Whistleblower: Plattformbeschäftigte sind als abhängig Beschäftigte einzustufen
Gegenüber den Mitgliedern des Europäischen
Parlaments sagte MacGann, Uber habe die Welt über die Vorteile der Gig Economy
in die Irre geführt. Dabei habe das Unternehmen gezielte Anstrengungen
unternommen, damit Uber-Fahrerinnen und Fahrer nicht als Arbeitnehmerinnen und
Arbeitnehmer eingestuft werden. Auch habe Uber Wissenschaftlerinnen und
Wissenschaftler dafür bezahlt, Erkenntnisse zu verzerren, um die Position von
Uber zum Beschäftigungsstatus der Plattformmitarbeitenden zu stützen. In der Anhörung forderte MacGann
das Parlament auf, Uber-Fahrerinnen und Fahrer sowie andere Plattformbeschäftigte
besser zu schützen. Denn es bestehe ein deutliches Machtungleichgewicht
zwischen den Plattformbeschäftigten und der digitalen Arbeitsplattform.
Der Kommissar für
Beschäftigung und soziale Rechte, Nicolas Schmit, hob die Wichtigkeit der
Ausführungen von MacGann hervor und betonte die Bedeutung des
Richtlinienvorschlags der Europäischen Kommission zur Plattformarbeit. Dabei
äußerte Schmit die Befürchtung, dass die Diskussionen im Rat die im
Kommissionsvorschlag enthaltene widerlegbare Vermutung zur Feststellung des
Beschäftigungsstatus verwässern könnten. Ziel des Richtlinienvorschlags sei
nicht, das neue Wirtschaftsmodell der digitalen Arbeitsplattformen zu verhindern.

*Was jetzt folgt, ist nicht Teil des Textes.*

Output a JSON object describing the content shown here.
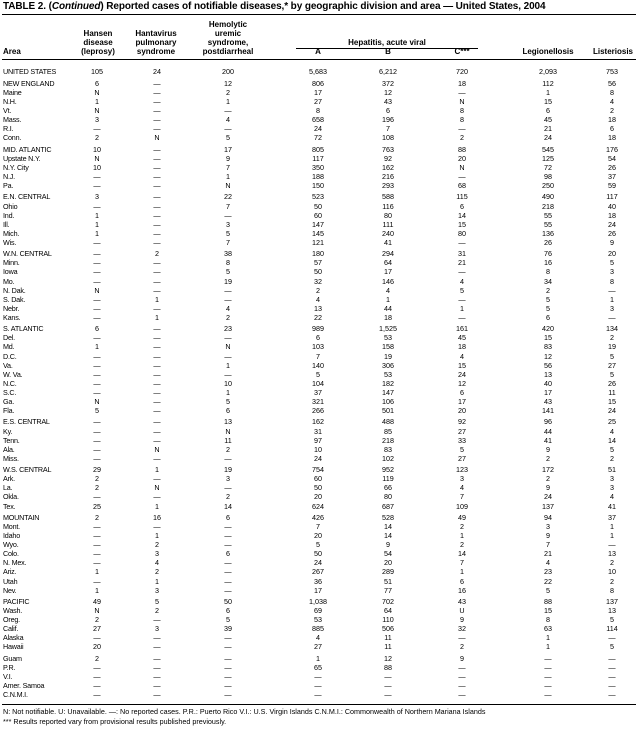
{
  "title": {
    "prefix": "TABLE 2. (",
    "italic": "Continued",
    "rest": ") Reported cases of notifiable diseases,* by geographic division and area — United States, 2004"
  },
  "headers": {
    "area": "Area",
    "hansen": [
      "Hansen",
      "disease",
      "(leprosy)"
    ],
    "hantavirus": [
      "Hantavirus",
      "pulmonary",
      "syndrome"
    ],
    "hus": [
      "Hemolytic",
      "uremic",
      "syndrome,",
      "postdiarrheal"
    ],
    "hepatitis_group": "Hepatitis, acute viral",
    "hep_a": "A",
    "hep_b": "B",
    "hep_c": "C***",
    "legionellosis": "Legionellosis",
    "listeriosis": "Listeriosis"
  },
  "groups": [
    [
      [
        "UNITED STATES",
        "105",
        "24",
        "200",
        "5,683",
        "6,212",
        "720",
        "2,093",
        "753"
      ]
    ],
    [
      [
        "NEW ENGLAND",
        "6",
        "—",
        "12",
        "806",
        "372",
        "18",
        "112",
        "56"
      ],
      [
        "Maine",
        "N",
        "—",
        "2",
        "17",
        "12",
        "—",
        "1",
        "8"
      ],
      [
        "N.H.",
        "1",
        "—",
        "1",
        "27",
        "43",
        "N",
        "15",
        "4"
      ],
      [
        "Vt.",
        "N",
        "—",
        "—",
        "8",
        "6",
        "8",
        "6",
        "2"
      ],
      [
        "Mass.",
        "3",
        "—",
        "4",
        "658",
        "196",
        "8",
        "45",
        "18"
      ],
      [
        "R.I.",
        "—",
        "—",
        "—",
        "24",
        "7",
        "—",
        "21",
        "6"
      ],
      [
        "Conn.",
        "2",
        "N",
        "5",
        "72",
        "108",
        "2",
        "24",
        "18"
      ]
    ],
    [
      [
        "MID. ATLANTIC",
        "10",
        "—",
        "17",
        "805",
        "763",
        "88",
        "545",
        "176"
      ],
      [
        "Upstate N.Y.",
        "N",
        "—",
        "9",
        "117",
        "92",
        "20",
        "125",
        "54"
      ],
      [
        "N.Y. City",
        "10",
        "—",
        "7",
        "350",
        "162",
        "N",
        "72",
        "26"
      ],
      [
        "N.J.",
        "—",
        "—",
        "1",
        "188",
        "216",
        "—",
        "98",
        "37"
      ],
      [
        "Pa.",
        "—",
        "—",
        "N",
        "150",
        "293",
        "68",
        "250",
        "59"
      ]
    ],
    [
      [
        "E.N. CENTRAL",
        "3",
        "—",
        "22",
        "523",
        "588",
        "115",
        "490",
        "117"
      ],
      [
        "Ohio",
        "—",
        "—",
        "7",
        "50",
        "116",
        "6",
        "218",
        "40"
      ],
      [
        "Ind.",
        "1",
        "—",
        "—",
        "60",
        "80",
        "14",
        "55",
        "18"
      ],
      [
        "Ill.",
        "1",
        "—",
        "3",
        "147",
        "111",
        "15",
        "55",
        "24"
      ],
      [
        "Mich.",
        "1",
        "—",
        "5",
        "145",
        "240",
        "80",
        "136",
        "26"
      ],
      [
        "Wis.",
        "—",
        "—",
        "7",
        "121",
        "41",
        "—",
        "26",
        "9"
      ]
    ],
    [
      [
        "W.N. CENTRAL",
        "—",
        "2",
        "38",
        "180",
        "294",
        "31",
        "76",
        "20"
      ],
      [
        "Minn.",
        "—",
        "—",
        "8",
        "57",
        "64",
        "21",
        "16",
        "5"
      ],
      [
        "Iowa",
        "—",
        "—",
        "5",
        "50",
        "17",
        "—",
        "8",
        "3"
      ],
      [
        "Mo.",
        "—",
        "—",
        "19",
        "32",
        "146",
        "4",
        "34",
        "8"
      ],
      [
        "N. Dak.",
        "N",
        "—",
        "—",
        "2",
        "4",
        "5",
        "2",
        "—"
      ],
      [
        "S. Dak.",
        "—",
        "1",
        "—",
        "4",
        "1",
        "—",
        "5",
        "1"
      ],
      [
        "Nebr.",
        "—",
        "—",
        "4",
        "13",
        "44",
        "1",
        "5",
        "3"
      ],
      [
        "Kans.",
        "—",
        "1",
        "2",
        "22",
        "18",
        "—",
        "6",
        "—"
      ]
    ],
    [
      [
        "S. ATLANTIC",
        "6",
        "—",
        "23",
        "989",
        "1,525",
        "161",
        "420",
        "134"
      ],
      [
        "Del.",
        "—",
        "—",
        "—",
        "6",
        "53",
        "45",
        "15",
        "2"
      ],
      [
        "Md.",
        "1",
        "—",
        "N",
        "103",
        "158",
        "18",
        "83",
        "19"
      ],
      [
        "D.C.",
        "—",
        "—",
        "—",
        "7",
        "19",
        "4",
        "12",
        "5"
      ],
      [
        "Va.",
        "—",
        "—",
        "1",
        "140",
        "306",
        "15",
        "56",
        "27"
      ],
      [
        "W. Va.",
        "—",
        "—",
        "—",
        "5",
        "53",
        "24",
        "13",
        "5"
      ],
      [
        "N.C.",
        "—",
        "—",
        "10",
        "104",
        "182",
        "12",
        "40",
        "26"
      ],
      [
        "S.C.",
        "—",
        "—",
        "1",
        "37",
        "147",
        "6",
        "17",
        "11"
      ],
      [
        "Ga.",
        "N",
        "—",
        "5",
        "321",
        "106",
        "17",
        "43",
        "15"
      ],
      [
        "Fla.",
        "5",
        "—",
        "6",
        "266",
        "501",
        "20",
        "141",
        "24"
      ]
    ],
    [
      [
        "E.S. CENTRAL",
        "—",
        "—",
        "13",
        "162",
        "488",
        "92",
        "96",
        "25"
      ],
      [
        "Ky.",
        "—",
        "—",
        "N",
        "31",
        "85",
        "27",
        "44",
        "4"
      ],
      [
        "Tenn.",
        "—",
        "—",
        "11",
        "97",
        "218",
        "33",
        "41",
        "14"
      ],
      [
        "Ala.",
        "—",
        "N",
        "2",
        "10",
        "83",
        "5",
        "9",
        "5"
      ],
      [
        "Miss.",
        "—",
        "—",
        "—",
        "24",
        "102",
        "27",
        "2",
        "2"
      ]
    ],
    [
      [
        "W.S. CENTRAL",
        "29",
        "1",
        "19",
        "754",
        "952",
        "123",
        "172",
        "51"
      ],
      [
        "Ark.",
        "2",
        "—",
        "3",
        "60",
        "119",
        "3",
        "2",
        "3"
      ],
      [
        "La.",
        "2",
        "N",
        "—",
        "50",
        "66",
        "4",
        "9",
        "3"
      ],
      [
        "Okla.",
        "—",
        "—",
        "2",
        "20",
        "80",
        "7",
        "24",
        "4"
      ],
      [
        "Tex.",
        "25",
        "1",
        "14",
        "624",
        "687",
        "109",
        "137",
        "41"
      ]
    ],
    [
      [
        "MOUNTAIN",
        "2",
        "16",
        "6",
        "426",
        "528",
        "49",
        "94",
        "37"
      ],
      [
        "Mont.",
        "—",
        "—",
        "—",
        "7",
        "14",
        "2",
        "3",
        "1"
      ],
      [
        "Idaho",
        "—",
        "1",
        "—",
        "20",
        "14",
        "1",
        "9",
        "1"
      ],
      [
        "Wyo.",
        "—",
        "2",
        "—",
        "5",
        "9",
        "2",
        "7",
        "—"
      ],
      [
        "Colo.",
        "—",
        "3",
        "6",
        "50",
        "54",
        "14",
        "21",
        "13"
      ],
      [
        "N. Mex.",
        "—",
        "4",
        "—",
        "24",
        "20",
        "7",
        "4",
        "2"
      ],
      [
        "Ariz.",
        "1",
        "2",
        "—",
        "267",
        "289",
        "1",
        "23",
        "10"
      ],
      [
        "Utah",
        "—",
        "1",
        "—",
        "36",
        "51",
        "6",
        "22",
        "2"
      ],
      [
        "Nev.",
        "1",
        "3",
        "—",
        "17",
        "77",
        "16",
        "5",
        "8"
      ]
    ],
    [
      [
        "PACIFIC",
        "49",
        "5",
        "50",
        "1,038",
        "702",
        "43",
        "88",
        "137"
      ],
      [
        "Wash.",
        "N",
        "2",
        "6",
        "69",
        "64",
        "U",
        "15",
        "13"
      ],
      [
        "Oreg.",
        "2",
        "—",
        "5",
        "53",
        "110",
        "9",
        "8",
        "5"
      ],
      [
        "Calif.",
        "27",
        "3",
        "39",
        "885",
        "506",
        "32",
        "63",
        "114"
      ],
      [
        "Alaska",
        "—",
        "—",
        "—",
        "4",
        "11",
        "—",
        "1",
        "—"
      ],
      [
        "Hawaii",
        "20",
        "—",
        "—",
        "27",
        "11",
        "2",
        "1",
        "5"
      ]
    ],
    [
      [
        "Guam",
        "2",
        "—",
        "—",
        "1",
        "12",
        "9",
        "—",
        "—"
      ],
      [
        "P.R.",
        "—",
        "—",
        "—",
        "65",
        "88",
        "—",
        "—",
        "—"
      ],
      [
        "V.I.",
        "—",
        "—",
        "—",
        "—",
        "—",
        "—",
        "—",
        "—"
      ],
      [
        "Amer. Samoa",
        "—",
        "—",
        "—",
        "—",
        "—",
        "—",
        "—",
        "—"
      ],
      [
        "C.N.M.I.",
        "—",
        "—",
        "—",
        "—",
        "—",
        "—",
        "—",
        "—"
      ]
    ]
  ],
  "footnotes": {
    "legend": "N: Not notifiable.    U: Unavailable.    —: No reported cases.    P.R.: Puerto Rico    V.I.: U.S. Virgin Islands    C.N.M.I.: Commonwealth of Northern Mariana Islands",
    "note": "***   Results reported vary from provisional results published previously."
  }
}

Sondern vielmehr soll der Sozialschutz der Arbeitnehmerinnen und Arbeitnehmer gewährleistet
und gleichzeitig die Entwicklung neuer Technologien ermöglicht werden.
Parlamentarier und Kommissar Schmit betonen Bedeutung der Ausführungen von MacGann
In der Anhörung
erklärte die Berichterstatterin Elisabetta Gualmini (S&D), dass die
Uber-Files und die Ausführungen MacGanns die Bedeutung der beiden zentralen
Problemstellungen ihres Berichts unterstreichen: den Kampf gegen
scheinselbstständige Plattformarbeitende und die Intransparenz der
Plattformalgorithmen. Der Schattenberichterstatter Dennis Radtke (EVP) dankte MacGann
und kritisierte die Missachtung der Arbeitnehmerinnen und Arbeitnehmer durch
Unternehmen wie Uber. Ebenso bezeichnete die Schattenberichterstatterin Lucia Ďuriš Nicholsonová (Renew), das durch die Uber-Files
belegte Unternehmerverhalten von Uber als inakzeptabel.
So geht es weiter
In den letzten
Wochen hatten sich die Fraktionen des Europäischen Parlaments bei strittigen
Fragen zur Statusfeststellung des Beschäftigungsverhältnisses von
Plattformarbeitenden aufeinander zubewegt, wenn auch noch keinen Kompromiss
erzielt. Auch im Rat gehen die Diskussionen weiter. Die tschechische Ratspräsidentschaft
will im Dezember dem Rat einen Kompromisstext vorgelegen, ob dies gelingen wird, ist derzeit noch unklar.